Notre guide poursuit ses explications. Les lampadaires et les manières d'éclairer permettent des résultats hétéroclites. Pour le responsable d'une ville, nous voyons bien l'intérêt : imaginer comment il va mettre en scène l'espace urbain tout en économisant de l'énergie et donc de l'argent. La fonctionnalité la plus intéressante reste l'installation de capteurs sur les lampadaires qui adaptent la luminosité au passage d'un cycliste.
Pour l'heure, la plupart des solutions présentées dans le centre OLAC sont d'ores et déjà déployables. Pour preuve, certaines villes dans le monde sont déjà équipées des points lumineux connectés du fabricant. Parmi celles-ci, Los Angeles et Jakarta, la capitale de l'Indonésie, font figure d'exemple avec plus de 100 000 lampes « IoT ». En France, Narbonne, Caen, Le Mans, mais aussi l'île de Saint profitent de cette technologie.
D'autres applications sont évoquées, notamment le fait d'adapter l'éclairage des tunnels suivant le passage des véhicules et le moment de la journée. Autre recherche en cours, le fait d'associer la reconnaissance de l'image grâce à une caméra et les équipements de Philips Lighting pour guider les avions vers les zones de parking. Le but, à chaque fois : éclairer seulement ce qui a besoin d'être éclairé.
Le Futur : l'éclairage connecté informatif
Le troisième espace du OLAC reprend les attraits d'une place fréquentée. Ici la scénographie est particulièrement travaillée. Des projecteurs diffusent sur des toiles le passage des piétons et l'éclairage s'adapte en fonction du moment de la soirée présentée. Christian Ferouelle semble s'amuser à changer la mise en valeur du palais de justice/hôtel/opéra, le bâtiment central de cette espace.

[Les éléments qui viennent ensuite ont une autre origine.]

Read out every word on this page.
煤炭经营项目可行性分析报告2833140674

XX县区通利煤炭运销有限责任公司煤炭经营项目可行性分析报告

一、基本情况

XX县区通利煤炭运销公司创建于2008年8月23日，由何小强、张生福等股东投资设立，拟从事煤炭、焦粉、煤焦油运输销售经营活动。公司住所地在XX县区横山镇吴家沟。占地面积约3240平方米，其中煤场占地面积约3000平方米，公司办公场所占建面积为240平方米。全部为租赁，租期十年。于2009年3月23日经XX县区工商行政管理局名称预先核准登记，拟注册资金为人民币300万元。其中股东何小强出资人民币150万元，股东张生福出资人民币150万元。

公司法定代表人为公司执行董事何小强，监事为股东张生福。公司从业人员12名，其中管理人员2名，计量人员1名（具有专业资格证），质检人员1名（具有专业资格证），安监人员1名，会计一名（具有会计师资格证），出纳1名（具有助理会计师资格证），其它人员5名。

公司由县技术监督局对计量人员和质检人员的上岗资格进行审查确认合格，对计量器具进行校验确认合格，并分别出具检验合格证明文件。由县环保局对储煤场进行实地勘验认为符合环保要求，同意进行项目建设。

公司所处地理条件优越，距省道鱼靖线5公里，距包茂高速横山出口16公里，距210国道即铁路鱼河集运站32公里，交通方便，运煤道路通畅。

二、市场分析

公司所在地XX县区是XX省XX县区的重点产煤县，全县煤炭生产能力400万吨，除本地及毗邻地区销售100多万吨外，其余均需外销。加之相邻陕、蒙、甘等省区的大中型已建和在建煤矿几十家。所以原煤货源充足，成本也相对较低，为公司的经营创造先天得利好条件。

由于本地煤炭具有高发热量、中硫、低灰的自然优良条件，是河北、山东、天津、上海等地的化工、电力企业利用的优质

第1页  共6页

Outre le fait de programmer les luminaires en fonction de l'ambiance voulue sur la place (sérieuse en début de soirée, festive un peu plus tard), les possibilités présentées par les images projetées nous surprennent. Au lieu de se servir du lampadaire comme une borne de relais de connexion à l'utilisateur pour envoyer des notifications vers un smartphone, les chercheurs de Philips Lighting imaginent de projeter les informations utiles à chaque utilisateur de passage. Ainsi, ils peuvent voir sur le mur en face d'eux l'heure de départ d'un train, les horaires d'un spectacle, le chemin à emprunter vers la gare et l'opéra, etc.

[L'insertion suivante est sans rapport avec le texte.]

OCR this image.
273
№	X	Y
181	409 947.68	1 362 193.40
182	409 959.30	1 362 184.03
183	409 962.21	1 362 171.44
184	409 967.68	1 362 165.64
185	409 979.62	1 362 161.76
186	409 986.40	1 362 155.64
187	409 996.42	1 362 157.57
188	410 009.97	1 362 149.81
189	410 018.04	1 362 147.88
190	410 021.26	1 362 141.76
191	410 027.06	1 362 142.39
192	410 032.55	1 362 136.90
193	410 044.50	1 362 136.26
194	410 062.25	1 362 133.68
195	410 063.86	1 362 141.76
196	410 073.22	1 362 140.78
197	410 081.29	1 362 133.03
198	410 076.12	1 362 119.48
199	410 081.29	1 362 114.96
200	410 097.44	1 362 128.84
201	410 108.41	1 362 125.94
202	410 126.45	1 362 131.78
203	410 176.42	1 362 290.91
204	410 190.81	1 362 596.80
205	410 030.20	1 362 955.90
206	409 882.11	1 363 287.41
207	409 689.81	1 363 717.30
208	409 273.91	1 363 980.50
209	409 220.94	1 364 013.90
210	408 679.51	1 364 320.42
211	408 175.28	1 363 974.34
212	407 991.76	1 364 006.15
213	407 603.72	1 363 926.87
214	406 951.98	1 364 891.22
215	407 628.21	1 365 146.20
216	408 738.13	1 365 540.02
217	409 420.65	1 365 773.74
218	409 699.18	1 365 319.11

La connexion LiFi est également testée par le fabricant, mais l'état de l'art de cette technologie la condamne à rester dans les laboratoires de recherche. Pour l'instant, les standards actuels de connectivité suffisent à Philips Lighting pour proposer des innovations d'avenir. Mais d'abord, il faudra prouver au marché l'avantage de l'éclairage connecté dans la stratégie de la filiale. C'est en tout cas une économie de partenariat qui grandit devant nos yeux. L'entreprise néerlandaise avait présentée l'année dernière avec Vodafone une collaboration dans ce domaine.